We explored Anasazi culture and architecture in Chaco Canyon, navigating a series of kivas, great houses and Anasazi ruins that were unparalleled in the ancient world. We learned that Chaco may have been a holy gathering place where the ancient puebloans built advanced infrastructure like aqueducts, held religious ceremonies, and traded everything from macaw feathers to cacao beans, from as far as 1200 miles away.

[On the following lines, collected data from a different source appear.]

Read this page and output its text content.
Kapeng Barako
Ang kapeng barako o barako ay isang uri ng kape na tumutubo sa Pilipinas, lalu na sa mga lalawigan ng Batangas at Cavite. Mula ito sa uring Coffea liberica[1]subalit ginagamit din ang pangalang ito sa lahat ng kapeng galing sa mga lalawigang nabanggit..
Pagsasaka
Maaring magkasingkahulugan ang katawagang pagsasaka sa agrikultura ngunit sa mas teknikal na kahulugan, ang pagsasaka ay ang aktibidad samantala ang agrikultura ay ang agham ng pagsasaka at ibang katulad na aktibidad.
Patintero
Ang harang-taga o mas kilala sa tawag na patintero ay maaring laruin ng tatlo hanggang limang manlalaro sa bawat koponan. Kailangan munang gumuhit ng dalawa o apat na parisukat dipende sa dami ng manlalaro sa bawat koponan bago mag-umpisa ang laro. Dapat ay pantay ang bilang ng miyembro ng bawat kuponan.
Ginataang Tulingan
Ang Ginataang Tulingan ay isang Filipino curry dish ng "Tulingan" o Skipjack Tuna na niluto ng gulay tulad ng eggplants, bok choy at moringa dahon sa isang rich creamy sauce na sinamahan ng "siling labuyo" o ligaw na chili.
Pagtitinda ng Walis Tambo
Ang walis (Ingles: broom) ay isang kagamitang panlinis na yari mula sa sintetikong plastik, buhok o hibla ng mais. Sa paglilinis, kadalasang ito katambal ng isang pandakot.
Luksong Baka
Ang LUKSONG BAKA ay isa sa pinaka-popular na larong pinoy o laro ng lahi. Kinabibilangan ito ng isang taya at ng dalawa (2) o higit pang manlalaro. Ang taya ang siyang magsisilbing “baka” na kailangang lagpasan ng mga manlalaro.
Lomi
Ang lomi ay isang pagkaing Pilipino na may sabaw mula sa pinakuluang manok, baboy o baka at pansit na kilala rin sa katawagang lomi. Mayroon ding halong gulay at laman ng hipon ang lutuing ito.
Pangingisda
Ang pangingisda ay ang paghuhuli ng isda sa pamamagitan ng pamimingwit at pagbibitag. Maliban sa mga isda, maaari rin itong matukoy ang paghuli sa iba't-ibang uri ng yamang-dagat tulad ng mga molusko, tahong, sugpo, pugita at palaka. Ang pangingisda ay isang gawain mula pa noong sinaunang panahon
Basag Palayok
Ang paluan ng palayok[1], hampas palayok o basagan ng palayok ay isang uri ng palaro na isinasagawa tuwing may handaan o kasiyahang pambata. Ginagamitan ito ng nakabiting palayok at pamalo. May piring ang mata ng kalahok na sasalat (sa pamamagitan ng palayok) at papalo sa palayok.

From there the group travelled South to Window Rock (Tségháhoodzání), the seat of government in the Navajo Nation. We were guests of the St. Michael’s Indian School where we learned about their gardening and ecology projects around the campus led by Joe Pacal. We also spent a day with the students and teachers at St. Michael’s Association for Special Education, helping to run their field day. The students played together, learned about adaptive technologies, spoke with Navajo culture and language experts and were invited to make Navajo frybread, a traditional staple of all Navajo ceremonial gatherings.
The next leg of our trip took us on a jeep tour of Canyon De Chelly (Tséyiʼ). Inside it’s 800-foot red rock canyon walls, there are low-level streams, bands of galloping wild horses, and small family farms that are still operated by 5th generation descendants of the original Navajo settlers. We also encountered Anasazi petroglyphs and dwellings in the cliffsides, the famous Antelope House and White House ruins.
After sleeping in Navajo hogans on the canyon rim, we breakfasted in a rainstorm and hauled through the Chuska Mountains to a historic 107-year-old Toadlena trading post. Once there, our guides Thelma and Delores toured us around the still-functioning trading post and Navajo rug museum. Thelma carted wool with the class with traditional instruments and shared stories. We travelled back home through late May snow, with the San Juan Mountain range rising in the North.